Best of Santiago
Valparaíso from Santiago: The Complete Day Trip Guide
Valparaíso is the most visually extraordinary city in South America — a UNESCO World Heritage port city 120km from Santiago where 42 cerros (hills) tumble down to a working harbour, covered in layers of brightly coloured houses, street art, and the maze of ascending funiculars (ascensores) that have been carrying residents up and down the hills since the late 19th century. As a day trip from Santiago it's close enough to be easy and different enough to feel like a genuine destination: the ocean air, the salt-weathered architecture, the anarchic murals on every surface, and the very particular melancholy of a port city that was once among the wealthiest in the world create an atmosphere unlike anything else in Chile.

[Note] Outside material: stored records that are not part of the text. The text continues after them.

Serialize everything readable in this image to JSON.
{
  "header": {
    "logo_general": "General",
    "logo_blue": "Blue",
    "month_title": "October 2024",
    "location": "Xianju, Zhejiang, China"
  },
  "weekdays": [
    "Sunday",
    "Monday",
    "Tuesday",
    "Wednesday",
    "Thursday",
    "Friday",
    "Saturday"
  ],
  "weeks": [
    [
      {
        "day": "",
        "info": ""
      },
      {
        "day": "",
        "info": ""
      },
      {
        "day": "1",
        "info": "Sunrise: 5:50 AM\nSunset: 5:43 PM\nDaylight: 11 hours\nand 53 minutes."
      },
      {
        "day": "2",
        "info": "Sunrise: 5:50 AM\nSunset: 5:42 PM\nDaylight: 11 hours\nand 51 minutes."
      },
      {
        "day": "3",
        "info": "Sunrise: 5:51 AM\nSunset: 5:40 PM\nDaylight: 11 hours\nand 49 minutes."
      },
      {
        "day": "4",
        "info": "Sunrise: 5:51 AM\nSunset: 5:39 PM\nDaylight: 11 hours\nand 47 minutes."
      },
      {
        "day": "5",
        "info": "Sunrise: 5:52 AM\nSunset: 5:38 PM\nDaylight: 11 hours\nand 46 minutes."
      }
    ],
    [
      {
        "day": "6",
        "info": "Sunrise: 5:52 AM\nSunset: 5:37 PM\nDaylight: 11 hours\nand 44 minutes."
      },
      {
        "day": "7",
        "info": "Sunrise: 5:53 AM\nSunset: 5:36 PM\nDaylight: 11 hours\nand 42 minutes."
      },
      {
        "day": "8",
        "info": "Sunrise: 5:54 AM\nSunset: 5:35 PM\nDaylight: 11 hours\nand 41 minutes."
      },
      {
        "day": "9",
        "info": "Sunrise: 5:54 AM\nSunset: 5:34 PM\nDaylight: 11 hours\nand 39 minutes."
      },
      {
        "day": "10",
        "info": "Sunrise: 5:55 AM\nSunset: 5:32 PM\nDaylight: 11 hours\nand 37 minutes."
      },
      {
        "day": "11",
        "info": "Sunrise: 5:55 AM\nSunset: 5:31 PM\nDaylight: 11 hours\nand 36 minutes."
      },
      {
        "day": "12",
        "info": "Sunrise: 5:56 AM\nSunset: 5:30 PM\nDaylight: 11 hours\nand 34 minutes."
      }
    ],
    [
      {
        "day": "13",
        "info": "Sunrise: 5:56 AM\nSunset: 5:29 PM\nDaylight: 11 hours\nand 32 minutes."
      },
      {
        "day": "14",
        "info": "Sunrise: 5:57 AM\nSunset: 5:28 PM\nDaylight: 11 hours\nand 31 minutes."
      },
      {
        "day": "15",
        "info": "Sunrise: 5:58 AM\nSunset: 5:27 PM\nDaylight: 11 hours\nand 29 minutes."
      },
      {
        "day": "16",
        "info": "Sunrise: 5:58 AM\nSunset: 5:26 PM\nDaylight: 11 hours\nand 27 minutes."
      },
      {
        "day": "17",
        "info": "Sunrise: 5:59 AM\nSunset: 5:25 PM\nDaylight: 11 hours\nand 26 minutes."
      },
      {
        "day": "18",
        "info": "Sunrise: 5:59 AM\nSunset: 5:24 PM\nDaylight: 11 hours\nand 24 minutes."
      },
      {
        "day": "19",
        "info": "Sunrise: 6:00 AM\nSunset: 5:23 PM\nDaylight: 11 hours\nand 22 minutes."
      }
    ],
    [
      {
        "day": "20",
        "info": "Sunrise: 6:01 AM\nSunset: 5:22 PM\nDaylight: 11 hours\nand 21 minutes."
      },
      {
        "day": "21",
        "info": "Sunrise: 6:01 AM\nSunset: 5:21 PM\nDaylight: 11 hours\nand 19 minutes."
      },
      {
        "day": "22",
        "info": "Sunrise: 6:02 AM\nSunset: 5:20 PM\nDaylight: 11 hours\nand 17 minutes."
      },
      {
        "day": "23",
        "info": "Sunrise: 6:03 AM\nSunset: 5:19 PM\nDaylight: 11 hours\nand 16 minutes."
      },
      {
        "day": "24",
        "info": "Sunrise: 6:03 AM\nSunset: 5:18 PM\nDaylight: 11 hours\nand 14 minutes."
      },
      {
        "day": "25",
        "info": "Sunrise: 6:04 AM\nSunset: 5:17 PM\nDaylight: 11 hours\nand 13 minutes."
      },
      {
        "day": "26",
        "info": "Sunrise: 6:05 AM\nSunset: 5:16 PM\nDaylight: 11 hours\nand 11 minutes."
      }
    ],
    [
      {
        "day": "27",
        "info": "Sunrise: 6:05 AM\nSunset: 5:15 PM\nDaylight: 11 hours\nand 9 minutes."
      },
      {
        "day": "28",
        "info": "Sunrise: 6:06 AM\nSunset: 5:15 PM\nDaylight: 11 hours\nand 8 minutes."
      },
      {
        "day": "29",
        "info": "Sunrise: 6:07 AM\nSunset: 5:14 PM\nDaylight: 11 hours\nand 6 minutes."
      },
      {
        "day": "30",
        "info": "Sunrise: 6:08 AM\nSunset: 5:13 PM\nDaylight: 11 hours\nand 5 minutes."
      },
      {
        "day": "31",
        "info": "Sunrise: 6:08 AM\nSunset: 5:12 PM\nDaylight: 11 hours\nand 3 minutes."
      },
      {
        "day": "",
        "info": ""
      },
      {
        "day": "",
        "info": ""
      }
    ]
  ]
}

The train (Metrotren Nos) from Santiago's Alameda station takes about 1.5 hours and deposits you in Valparaíso's Plan (the flat port area) — a straightforward journey. Buses from Pajaritos metro terminal take a similar time. Taxis and rideshares from Santiago take 90 minutes on the expressway.
The must-do structure for a day trip: take the Ascensor El Peral or Ascensor Concepción up to the residential cerros, walk the ridge between Cerro Alegre and Cerro Concepción (the most gentrified and visitor-friendly, with good cafes and the highest mural concentration), have lunch at one of the neighbourhood restaurants, walk down a different path, and explore the port-level fish market and the Mosaic Staircase. La Sebastiana — Pablo Neruda's Valparaíso house, now a museum — is on Cerro Florida and is a 20-minute walk or taxi from the main cerros.
Return to Santiago by 7–8pm; the express trains and buses run until late evening.